I keep encountering people who think the education is a waste of time. These people have this weird divide between their own intelligence and education, a topic I have skirted around in the past, but this is a little bit different. These people think that intelligence is an inherent property of themselves, and not an action you do. That leads them to not value education. After all, they didn’t pay attention in school and they are plenty smart, right?
I had problems with the education system as well, but I have reflected on it for some time. I think there are a lot of misconceptions about what education is. People seem to think the the K-12 scholastic system is meant to endow young minds with the pure Platonic facts as they sit on the right hand of a supposed god. That could not be further from the truth. Education is meant to give you the functional minimum for you to be a reasonable actor in society. They won’t necessarily tell you true things. Here is an example. Answer the following questions:
- What is a noun?
- What is a verb?
To question one you likely said “a person place or a thing”. Good answer. To the second you probably said something along the lines of “an action word”. Also a good answer.
In a rigorous sense, and that platonic ideal I joked about above, both of those answers are wrong. Because I am just some asshole on the internet, so here is a linguist who is going to explain to you why those answers are wrong:
These are simplifications intended for children, and are not technically accurate. In reality, nouns and verbs are defined by their grammatical functions: a noun can be the subject of a sentence, can be plural, etc. A verb is required in all English sentences, may be in the past tense, can head a verb phrase, etc. Nothingness isn’t a person, place or thing, but it is a noun; To exist is not “a doing word”, but it is a verb.
That’s from Lane Greene’s excellent Talk on the Wild Side. The catch, of course is that Greene’s definition above is useless to anyone who isn’t a linguist. But most people in society can function without this rigorous a definition. It just isn’t needed. And this leads to the disconnect that makes people react so poorly to common core mathematics, and things like that. I’ve met people who deny that humans evolved, electing to believe that we are the product of aliens instead, and when it is pointed out to them that they have no idea how evolution works, they bring up the one class on biology they took in high school. I took the same high school biology class, in the same high school, with the same teacher, and I can tell you for a fact that the class was insufficient to get even the most basic facts of any science correct.
This is a person who happily self declares that ‘you believe what want’. Maybe you do. I follow the evidence where it leads. And I pity you.
I actually largely used to believe that the education system I went through was poor. In many respects it was, but the issues is that ‘poor’ is not very helpful in terms of fixing the problem. Here is a quick comparison. In Italy, you can’t get out of high school without studying some physics. In the school system I went to, it was an option that you had to earn. It wasn’t that the school system was poor, it was that it was libertarian.

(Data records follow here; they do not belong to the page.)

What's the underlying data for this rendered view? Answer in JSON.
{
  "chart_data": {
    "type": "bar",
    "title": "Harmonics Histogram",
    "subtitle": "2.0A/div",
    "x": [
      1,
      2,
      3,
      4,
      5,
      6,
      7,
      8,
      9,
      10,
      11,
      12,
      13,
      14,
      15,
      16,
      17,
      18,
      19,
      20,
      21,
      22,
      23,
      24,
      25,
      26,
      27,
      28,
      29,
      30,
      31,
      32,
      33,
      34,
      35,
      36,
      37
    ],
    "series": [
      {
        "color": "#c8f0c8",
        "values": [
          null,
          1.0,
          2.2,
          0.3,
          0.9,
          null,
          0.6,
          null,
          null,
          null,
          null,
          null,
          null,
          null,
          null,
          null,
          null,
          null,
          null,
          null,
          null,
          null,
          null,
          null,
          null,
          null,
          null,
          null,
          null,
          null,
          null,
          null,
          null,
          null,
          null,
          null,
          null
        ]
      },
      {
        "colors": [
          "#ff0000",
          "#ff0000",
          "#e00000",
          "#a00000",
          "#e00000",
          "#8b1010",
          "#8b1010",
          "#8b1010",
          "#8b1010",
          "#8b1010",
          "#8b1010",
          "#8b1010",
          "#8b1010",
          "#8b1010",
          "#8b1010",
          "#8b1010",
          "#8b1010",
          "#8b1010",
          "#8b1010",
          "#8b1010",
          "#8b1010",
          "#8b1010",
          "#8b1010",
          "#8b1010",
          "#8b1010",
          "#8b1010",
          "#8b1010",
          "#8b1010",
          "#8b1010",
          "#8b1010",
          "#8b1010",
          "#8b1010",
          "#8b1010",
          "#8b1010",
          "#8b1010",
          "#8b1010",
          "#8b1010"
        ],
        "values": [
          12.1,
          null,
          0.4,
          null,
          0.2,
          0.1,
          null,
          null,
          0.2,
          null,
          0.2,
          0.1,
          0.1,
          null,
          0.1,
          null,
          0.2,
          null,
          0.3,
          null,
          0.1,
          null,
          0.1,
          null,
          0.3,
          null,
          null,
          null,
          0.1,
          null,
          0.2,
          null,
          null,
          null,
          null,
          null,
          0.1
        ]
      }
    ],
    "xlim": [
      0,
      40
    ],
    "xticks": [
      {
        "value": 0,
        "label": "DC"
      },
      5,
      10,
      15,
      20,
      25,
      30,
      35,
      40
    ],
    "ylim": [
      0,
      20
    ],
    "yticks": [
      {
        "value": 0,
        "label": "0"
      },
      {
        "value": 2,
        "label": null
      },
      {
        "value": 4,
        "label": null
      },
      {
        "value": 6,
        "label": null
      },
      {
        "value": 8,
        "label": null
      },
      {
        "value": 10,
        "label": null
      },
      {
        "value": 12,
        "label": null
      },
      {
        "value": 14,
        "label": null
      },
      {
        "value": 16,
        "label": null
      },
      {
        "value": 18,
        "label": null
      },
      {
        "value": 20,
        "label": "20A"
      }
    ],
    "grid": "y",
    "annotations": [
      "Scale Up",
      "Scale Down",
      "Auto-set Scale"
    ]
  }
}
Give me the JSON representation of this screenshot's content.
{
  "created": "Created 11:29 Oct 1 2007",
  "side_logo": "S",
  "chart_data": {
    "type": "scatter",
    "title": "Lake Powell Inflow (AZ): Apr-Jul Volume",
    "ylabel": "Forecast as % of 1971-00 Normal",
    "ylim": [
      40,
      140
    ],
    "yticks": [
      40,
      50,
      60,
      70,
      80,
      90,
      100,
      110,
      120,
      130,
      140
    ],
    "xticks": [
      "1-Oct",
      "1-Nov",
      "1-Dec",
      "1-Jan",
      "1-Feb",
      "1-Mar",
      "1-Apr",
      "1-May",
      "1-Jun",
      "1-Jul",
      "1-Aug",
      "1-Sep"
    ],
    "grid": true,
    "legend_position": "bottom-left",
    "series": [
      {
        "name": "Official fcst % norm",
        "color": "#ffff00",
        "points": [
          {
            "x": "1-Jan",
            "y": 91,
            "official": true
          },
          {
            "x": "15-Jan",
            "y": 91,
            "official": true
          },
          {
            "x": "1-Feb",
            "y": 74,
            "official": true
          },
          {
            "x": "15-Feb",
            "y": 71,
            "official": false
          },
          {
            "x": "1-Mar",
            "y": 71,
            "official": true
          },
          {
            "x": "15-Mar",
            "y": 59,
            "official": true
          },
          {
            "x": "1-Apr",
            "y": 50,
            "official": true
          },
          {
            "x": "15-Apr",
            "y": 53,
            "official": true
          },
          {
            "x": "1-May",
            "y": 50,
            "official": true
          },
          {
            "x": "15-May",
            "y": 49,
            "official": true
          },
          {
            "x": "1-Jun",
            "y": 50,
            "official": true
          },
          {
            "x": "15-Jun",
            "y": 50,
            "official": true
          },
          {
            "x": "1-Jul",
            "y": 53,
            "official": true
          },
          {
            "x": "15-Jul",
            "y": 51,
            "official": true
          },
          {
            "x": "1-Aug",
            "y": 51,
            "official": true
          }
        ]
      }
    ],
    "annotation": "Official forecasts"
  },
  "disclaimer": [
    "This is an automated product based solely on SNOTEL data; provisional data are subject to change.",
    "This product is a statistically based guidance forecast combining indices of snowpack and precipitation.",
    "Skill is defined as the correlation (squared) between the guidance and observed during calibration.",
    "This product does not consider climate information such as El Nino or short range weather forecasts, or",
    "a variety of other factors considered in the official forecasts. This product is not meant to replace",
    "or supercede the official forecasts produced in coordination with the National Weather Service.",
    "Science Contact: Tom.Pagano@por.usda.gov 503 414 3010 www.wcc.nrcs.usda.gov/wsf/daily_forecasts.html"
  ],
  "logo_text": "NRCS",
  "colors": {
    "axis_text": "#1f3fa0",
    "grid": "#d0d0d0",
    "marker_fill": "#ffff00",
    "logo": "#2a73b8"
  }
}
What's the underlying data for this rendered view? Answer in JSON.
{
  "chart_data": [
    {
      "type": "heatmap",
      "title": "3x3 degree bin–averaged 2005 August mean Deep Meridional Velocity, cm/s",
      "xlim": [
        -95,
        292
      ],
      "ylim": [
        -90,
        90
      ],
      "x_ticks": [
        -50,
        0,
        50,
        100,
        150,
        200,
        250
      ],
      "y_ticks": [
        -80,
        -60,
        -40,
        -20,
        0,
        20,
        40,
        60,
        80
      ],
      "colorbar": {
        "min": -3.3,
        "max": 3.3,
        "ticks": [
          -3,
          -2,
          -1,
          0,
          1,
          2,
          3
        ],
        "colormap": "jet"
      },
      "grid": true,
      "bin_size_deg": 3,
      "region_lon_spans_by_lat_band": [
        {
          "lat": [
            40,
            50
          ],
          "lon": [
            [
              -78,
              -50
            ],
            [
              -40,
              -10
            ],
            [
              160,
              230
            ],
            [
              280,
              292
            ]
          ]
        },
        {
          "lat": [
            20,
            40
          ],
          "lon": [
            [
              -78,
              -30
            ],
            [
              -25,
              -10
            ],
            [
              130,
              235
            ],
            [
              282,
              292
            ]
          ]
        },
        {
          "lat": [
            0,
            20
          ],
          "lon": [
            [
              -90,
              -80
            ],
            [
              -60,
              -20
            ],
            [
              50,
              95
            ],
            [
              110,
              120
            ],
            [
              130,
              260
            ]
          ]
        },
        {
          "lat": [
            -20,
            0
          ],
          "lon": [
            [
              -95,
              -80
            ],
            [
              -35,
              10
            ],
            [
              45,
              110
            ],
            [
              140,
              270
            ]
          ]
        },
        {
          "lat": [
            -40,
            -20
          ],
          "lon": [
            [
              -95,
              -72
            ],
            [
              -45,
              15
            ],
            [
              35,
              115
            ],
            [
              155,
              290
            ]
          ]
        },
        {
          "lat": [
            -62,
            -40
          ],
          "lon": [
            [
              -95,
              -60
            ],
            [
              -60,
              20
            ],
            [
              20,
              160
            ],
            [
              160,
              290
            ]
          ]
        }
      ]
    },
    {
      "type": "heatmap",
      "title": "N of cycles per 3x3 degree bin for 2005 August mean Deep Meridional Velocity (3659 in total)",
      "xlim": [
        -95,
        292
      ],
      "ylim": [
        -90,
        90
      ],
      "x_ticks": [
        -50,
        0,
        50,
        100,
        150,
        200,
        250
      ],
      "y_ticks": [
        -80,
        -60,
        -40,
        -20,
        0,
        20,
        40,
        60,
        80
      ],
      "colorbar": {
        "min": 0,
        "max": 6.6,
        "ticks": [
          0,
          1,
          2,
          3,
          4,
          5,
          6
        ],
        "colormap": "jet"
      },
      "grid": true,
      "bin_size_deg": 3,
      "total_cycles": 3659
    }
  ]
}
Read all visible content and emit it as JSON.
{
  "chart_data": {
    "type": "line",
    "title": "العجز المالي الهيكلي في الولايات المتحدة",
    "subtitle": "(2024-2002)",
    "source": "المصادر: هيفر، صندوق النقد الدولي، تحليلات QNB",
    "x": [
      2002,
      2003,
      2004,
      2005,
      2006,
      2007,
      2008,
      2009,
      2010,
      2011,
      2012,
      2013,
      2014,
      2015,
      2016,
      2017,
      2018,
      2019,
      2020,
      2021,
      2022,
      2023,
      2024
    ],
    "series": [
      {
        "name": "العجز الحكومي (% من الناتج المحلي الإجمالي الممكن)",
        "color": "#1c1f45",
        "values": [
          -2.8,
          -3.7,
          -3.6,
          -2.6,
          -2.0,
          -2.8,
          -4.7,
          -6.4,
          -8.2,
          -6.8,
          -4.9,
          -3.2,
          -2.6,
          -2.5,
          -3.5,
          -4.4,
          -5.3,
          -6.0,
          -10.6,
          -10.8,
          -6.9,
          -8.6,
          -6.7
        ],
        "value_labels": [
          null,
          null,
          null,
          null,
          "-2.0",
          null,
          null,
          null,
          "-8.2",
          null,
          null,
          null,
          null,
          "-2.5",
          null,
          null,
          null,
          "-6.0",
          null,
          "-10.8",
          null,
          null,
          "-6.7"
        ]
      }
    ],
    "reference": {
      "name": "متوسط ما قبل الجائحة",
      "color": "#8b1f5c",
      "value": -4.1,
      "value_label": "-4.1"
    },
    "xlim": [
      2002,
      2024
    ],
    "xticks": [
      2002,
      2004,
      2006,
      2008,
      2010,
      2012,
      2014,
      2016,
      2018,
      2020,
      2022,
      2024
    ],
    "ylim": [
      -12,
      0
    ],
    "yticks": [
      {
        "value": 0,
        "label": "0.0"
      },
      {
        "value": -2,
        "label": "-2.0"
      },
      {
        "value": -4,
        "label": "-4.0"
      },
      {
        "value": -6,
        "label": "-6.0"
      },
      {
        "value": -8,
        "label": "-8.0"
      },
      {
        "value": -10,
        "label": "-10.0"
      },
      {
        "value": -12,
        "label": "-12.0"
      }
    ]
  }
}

Libertarianism fails because it assumes people have the knowledge to make correct choices. Do you see why this is antithetical to education? How does a child, who knows nothing about physics, make an informed choice about whether he will enjoy or succeed at it? They won’t. This happened to me personally. I was pretty much through a liberal arts university when I learned that I fucking love chemistry. If only I could go back in time and do something about it.
But I don’t mean this to be about my poor choices. Knowing what I know now, I think my high school had all the resources I needed to be a much more successful person than I currently am, but I didn’t have the intelligence to figure it out when I was wrapping up high school. There were computer programing classes I could have taken, as well as proper science classes should I have wanted them. I just didn’t know to want them, and there was no real guidance from the school (or from my parents) for me to make the right choices.
I will finish this off with a very specific example of what I mean. In my senior year I had an English teacher who struck me as not really giving a fuck. I to this day don’t know what he was there, but then again at the time I didn’t know why I was there. He gave us a very peculiar final task – a multi-modal essay. We were meant to pick 4 different forms of storytelling from a list and use it to construct an essay. Paragraphs were on the list, but so were things like videos, pictures, music, etc. Anything you wanted to do to fulfill the assignment. I looked at the list and all I saw in it was a way to breeze through a final assignment. I decided to my assignment on Lenny Bruce, and I wrote a few paragraphs, half-assed Photoshoping some pictures, and checked a few other things from the list. I have no idea what grade I got, but I passed.
I remembered this assignment for all the wrong reasons. For the longest time I thought he had just thrown us a bone and kept us from doing a ten page paper or some shit. Maybe that was the case. But now I am not so sure. All of this happened in the 2001-2002 school year. I was already watching a lot of bullshit videos on the internet. But I didn’t know that that was something I could have taken seriously. An assignment like that, taken seriously, would have geared a person up to think in the new coming medium – video essays. All the skills needed to do it were on that syllabus. But I wasn’t paying attention to any of those things.
I can imagine a different timeline for my life where I made different choice. I took that last assignment seriously and just a few years later started putting up video essays to YouTube. Or perhaps I would have challenged myself to go into science and chemistry or computer science.
The education system didn’t fail me. I failed the education system.